Ashley’s friends were always there for her, even if it was a hard process for them. “To watch my best friend lay in the ICU fighting for her life was really difficult” says Caroline.
But no matter the circumstances, friends like Caroline were always there to help out, even if it meant going out of their way just to get her a drink.
“She couldn’t eat or drink anything. She was desperate for something to drink and would get her phone and text me that she was allowed to drink liquid and to bring her pink lemonade. But then her dad would get on the phone and say she wasn’t. One day, I got a text [from her] saying ‘pink lemonade’ in all caps and then her dad saying she’s allowed to have liquids. I was getting on the highway to go to the hospital when I read the message and turned around instantly to go to the Kroger. I ran up and down the aisle grabbing every kind of pink lemonade. To see her face after not drinking anything but ice chips for at least a week was priceless. There was so much joy!”
Ashley’s family and friends played a large role in getting her back on track, and they did an excellent job.
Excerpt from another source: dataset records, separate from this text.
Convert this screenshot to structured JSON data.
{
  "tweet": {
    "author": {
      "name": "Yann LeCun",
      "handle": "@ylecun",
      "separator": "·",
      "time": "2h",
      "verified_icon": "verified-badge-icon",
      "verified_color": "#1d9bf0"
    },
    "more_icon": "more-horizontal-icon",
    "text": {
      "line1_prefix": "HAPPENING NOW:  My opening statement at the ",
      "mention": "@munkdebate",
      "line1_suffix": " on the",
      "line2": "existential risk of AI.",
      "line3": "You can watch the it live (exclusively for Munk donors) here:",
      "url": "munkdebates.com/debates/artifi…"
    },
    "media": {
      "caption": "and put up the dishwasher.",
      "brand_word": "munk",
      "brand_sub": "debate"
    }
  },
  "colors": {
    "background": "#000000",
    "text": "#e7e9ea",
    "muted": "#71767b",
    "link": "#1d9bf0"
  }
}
Ashley was able to enjoy her senior year despite all the complications. “I feel like I got a lot closer with a lot of people that I didn’t really know very well beforehand and a lot of the senior activities were super fun.”
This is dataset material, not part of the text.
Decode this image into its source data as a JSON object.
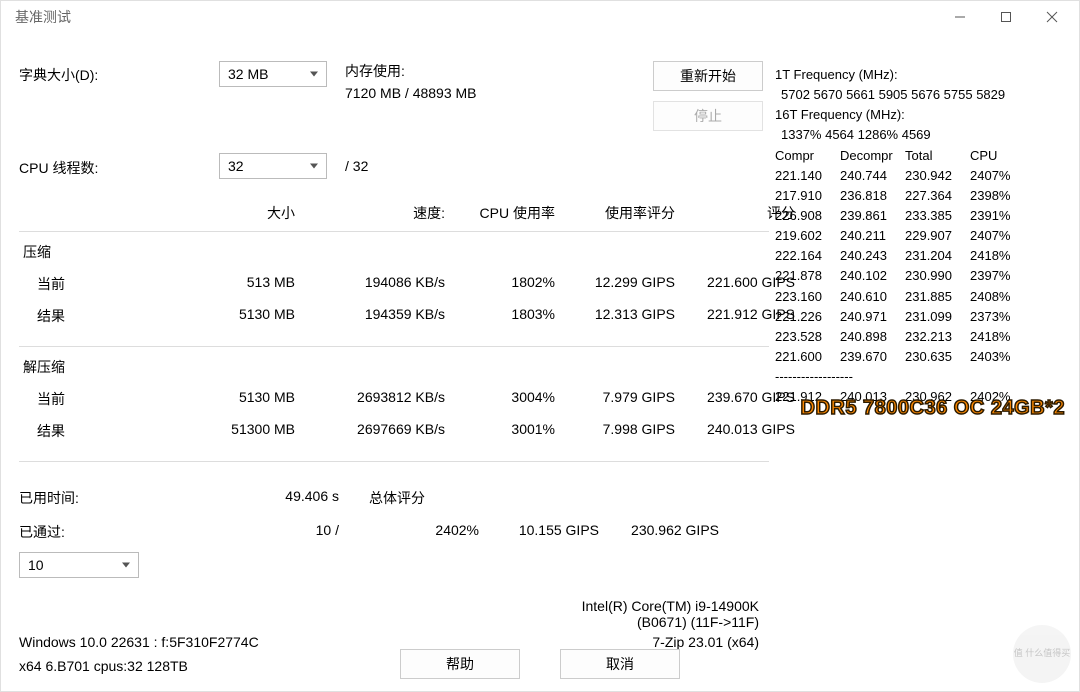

Ashley has big plans for the future, and she’s not going to let her disease get in the way. “For college I will be going to the University of Cincinnati to major in medical sciences which is the only undergrad program in the college of medicine so hopefully I’ll be on to med-school after that.”
Through everything, Ashley has kept an optimistic perspective on life. She wants incoming seniors to understand what they need to do to get through their senior year successfully. “Branch out and talk to new people in the beginning of the year. Don’t wait until the end to make new friends because there are a lot of people that I’m friends with now that I wasn’t at the beginning of the year and we’re about to go off to college and I probably won’t see them very much after that. I wish I had known them earlier on in my high school career.”
Many students in her senior class, and even underclassmen, know of Ashley and the obstacles she has faced throughout her senior year. They may know her as the girl who made it through her senior year despite all odds being against her. They may also know her as Ashley Douglas the homecoming queen or Ashley Douglas, the girl who loves riding ponies and horses.
Ashley is much more than that. Her outgoing personality, bright smile, and determination makes Ashley Douglas the poster child of a perfect senior. “For those who don’t know Ashley, she is such a light to those around her and is the definition of strong. I felt so honored to walk by her side throughout this journey. I am so proud of who she is” says Caroline.